Where is Changchun China? | Map of Changchun China | Changchun China Map for Free Download and Prin

Science has always thrived on the free exchange of ideas and discoveries across national and continental boundaries. As a consequence, like most of my successful (particularly Where is Changchun China?) colleagues, work-related commitments have taken me regularly across the world’s great oceans and landmasses. Along the way, I’ve become what I think of as an incidental tourist. That does not, of course, mean that Penny and I have failed to take relaxing vacations with only the anticipation of seeing new places in mind. But what I’m writing about here are those surprising intrusions that inform, enlighten and even delight when we are travelling for other reasons. That’s Incidental Tourism.

Where is Changchun China? | Map of Changchun China | Changchun China Map for Free Download and Prin Photo Gallery



My first long-distance air itinerary was when we, along with our two small Scottish-born boys, returned home after spending almost five years in that centre of eighteenth century enlightenment, the delightful city of Edinburgh. Penny had previously flown from Britain to Australia on one of the improved (that is, a plane that no longer broke up mid-air due to structural failure) De Havilland Comets, the pioneering all-jet international airliner. This time, hopping via Beirut to Athens, then on to Hong Kong, we visited friends before completing the final leg to Brisbane on a Qantas Boeing 707. This trip was my first experience of pure jet travel, Map of Changchun China though I’d flown earlier on Vickers Viscount, Vanguard and Lockheed Electra turboprops. The Vickers planes are long gone, but a military version of the Electra, the Orion AWAC, is still in use around the world.

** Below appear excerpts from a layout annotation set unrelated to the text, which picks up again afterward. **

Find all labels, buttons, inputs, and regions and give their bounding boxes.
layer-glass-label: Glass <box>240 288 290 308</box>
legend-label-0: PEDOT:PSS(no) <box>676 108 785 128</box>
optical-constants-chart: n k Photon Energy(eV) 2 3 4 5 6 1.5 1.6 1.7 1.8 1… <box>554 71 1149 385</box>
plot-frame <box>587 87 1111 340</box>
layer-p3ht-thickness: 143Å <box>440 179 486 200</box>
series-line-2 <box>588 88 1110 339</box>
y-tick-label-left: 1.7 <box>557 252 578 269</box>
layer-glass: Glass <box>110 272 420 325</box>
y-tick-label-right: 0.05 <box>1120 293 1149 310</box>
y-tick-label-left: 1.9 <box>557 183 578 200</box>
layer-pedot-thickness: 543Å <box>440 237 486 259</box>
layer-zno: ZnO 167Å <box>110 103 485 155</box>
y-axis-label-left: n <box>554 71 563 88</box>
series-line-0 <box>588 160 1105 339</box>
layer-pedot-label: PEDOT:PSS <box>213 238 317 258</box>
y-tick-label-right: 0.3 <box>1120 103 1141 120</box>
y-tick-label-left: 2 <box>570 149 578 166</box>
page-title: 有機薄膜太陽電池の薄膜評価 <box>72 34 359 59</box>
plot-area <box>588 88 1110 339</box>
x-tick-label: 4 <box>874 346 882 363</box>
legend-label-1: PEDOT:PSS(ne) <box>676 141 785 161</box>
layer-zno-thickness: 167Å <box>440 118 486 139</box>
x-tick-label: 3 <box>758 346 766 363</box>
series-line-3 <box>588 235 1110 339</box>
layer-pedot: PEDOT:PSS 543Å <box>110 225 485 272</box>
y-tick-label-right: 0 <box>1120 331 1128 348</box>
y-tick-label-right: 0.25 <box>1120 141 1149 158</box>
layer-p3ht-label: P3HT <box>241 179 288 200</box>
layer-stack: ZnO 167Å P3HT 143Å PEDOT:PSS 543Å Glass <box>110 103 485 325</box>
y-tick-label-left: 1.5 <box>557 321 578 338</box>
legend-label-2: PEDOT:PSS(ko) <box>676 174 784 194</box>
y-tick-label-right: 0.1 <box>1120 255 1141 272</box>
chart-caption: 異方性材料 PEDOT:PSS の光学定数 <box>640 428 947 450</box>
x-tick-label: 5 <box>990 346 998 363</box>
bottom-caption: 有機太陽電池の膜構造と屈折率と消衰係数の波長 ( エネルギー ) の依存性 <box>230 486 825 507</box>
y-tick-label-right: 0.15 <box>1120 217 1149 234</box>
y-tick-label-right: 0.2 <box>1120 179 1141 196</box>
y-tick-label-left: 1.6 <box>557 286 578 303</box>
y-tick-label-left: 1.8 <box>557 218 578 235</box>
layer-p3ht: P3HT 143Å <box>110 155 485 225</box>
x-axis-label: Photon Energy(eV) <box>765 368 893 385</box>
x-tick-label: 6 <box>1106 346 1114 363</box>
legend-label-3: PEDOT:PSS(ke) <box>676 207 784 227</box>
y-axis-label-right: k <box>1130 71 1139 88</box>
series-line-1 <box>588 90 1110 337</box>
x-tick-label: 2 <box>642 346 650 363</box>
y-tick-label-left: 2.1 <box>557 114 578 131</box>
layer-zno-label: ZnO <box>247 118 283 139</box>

Living in Canberra and working at the Australian National University’s John Curtin School of Medical Research, visiting Swiss scientist Rolf Zinkernagel and I discovered (in 1973), and then developed our ideas about, how the body’s immune cells protect against viruses, which led to our being recognised by the 1996 Nobel Prize for Medicine. The Swedes may have taken a couple of decades to come to their decision but the immediate effect was that, from 1974, I emerged from total obscurity in my field to being in demand on the international immunology circuit, and I was flying a great deal. Penny and I then spent the next decades living between the United States and Australia.